Acórdão nº 4/19.0T8VRL.G1 de Tribunal da Relação de Guimarães, 18 de Março de 2021

Magistrado ResponsávelANTÓNIO SOBRINHO
Data da Resolução18 de Março de 2021
EmissorTribunal da Relação de Guimarães

ACORDAM NO TRIBUNAL DA RELAÇÃO DE GUIMARÃES I – Relatório; Apelante: J. V. e esposa I. S. e A. L. (réus); Apelado: Caixa ..., CRL (autora); A apelada/autora instaurou acção sob a forma de processo comum contra os apelantes/réus, pedindo que: 1. Se declarasse nulo, por vício de simulação, o negócio denominado de compra e venda das frações autónomas designadas pelas letras “A” e “B”, que fazem parte do prédio descrito no registo predial sob o n.º ..., freguesia e concelho de Vila Pouca de Aguiar, objeto da escritura transcrita no ponto 42.º da p.i; 2. Se determinasse o cancelamento das inscrições de aquisição a favor do réu A. L., a que se refere a Ap. 2307 de 14 de março de 2018, incidente sobre as referidas duas frações; 3. Caso assim não se entendesse, -Se julgasse procedente a impugnação pauliana do mesmo negócio de compra e venda, reconhecendo-se à autora o direito à restituição dessas frações autónomas na medida do seu interesse, podendo executá-las no património do réu A. L..

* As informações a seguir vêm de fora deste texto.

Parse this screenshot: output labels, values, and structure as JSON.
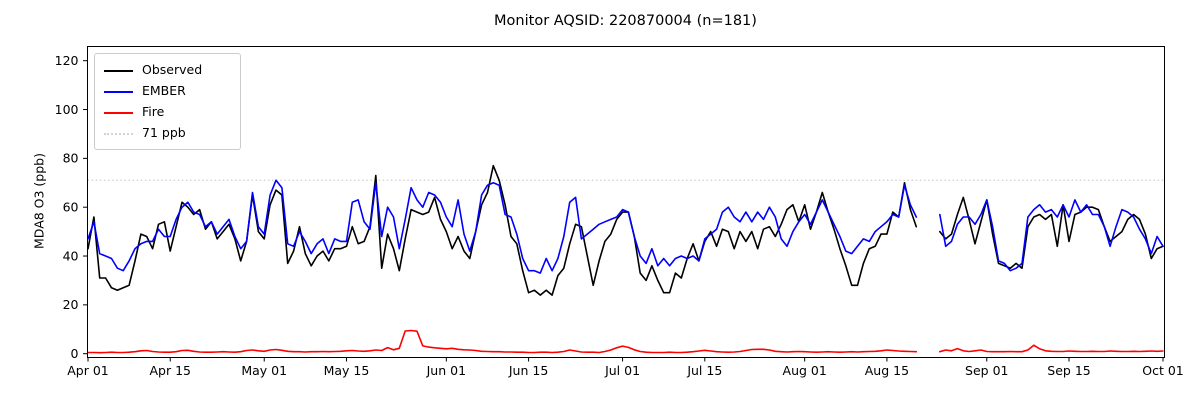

Realizada a audiência de julgamento, foi proferido sentença, na qual se decidiu o seguinte: «Declaro nulo, por vício de simulação, o negócio denominado de compra e venda das frações autónomas designadas pelas letras “A” e “B”, que fazem parte do prédio descrito no registo predial sob o n.º ..., freguesia e concelho de Vila Pouca de Aguiar, objeto da escritura transcrita no ponto 42.º desta petição inicial; Determino o cancelamento das inscrições de aquisição a favor do réu A. L., a que se referem as Aps. 2307 de 14 de março de 2018, incidente sobre as duas frações em causa.

Após trânsito, promova o registo da presente decisão - arts. 2º, n º 1, a), 3º, n º 1, b) e c), 8º-B, n º 3, a) e 8º-C, n º 3, do CRP.

Custas a cargo dos R.R. - art. 527º, n º 1 a 3, do C.P.C. ».

Inconformados com tal decisão, dela interpuseram recurso de apelação os réus, em cuja alegação formula as seguintes conclusões que se transcrevem: 1ª. Os Réus não se conformam com o douto despacho proferido em 21-09-2020, que não admitiu a junção aos autos de quatro documentos / quatro contratos de arrendamento, requerida pelos RR na respetiva audiência de julgamento; nem com a douta sentença datada de 11-11-2020, que declarou “nulo, por vício de simulação, o negócio denominado de compra e venda das frações autónomas designadas pelas letras “A” e “B”, que fazem parte do prédio descrito no registo predial sob o n.º ..., freguesia e concelho de Vila Pouca de Aguiar”, o que fundamenta o presente recurso.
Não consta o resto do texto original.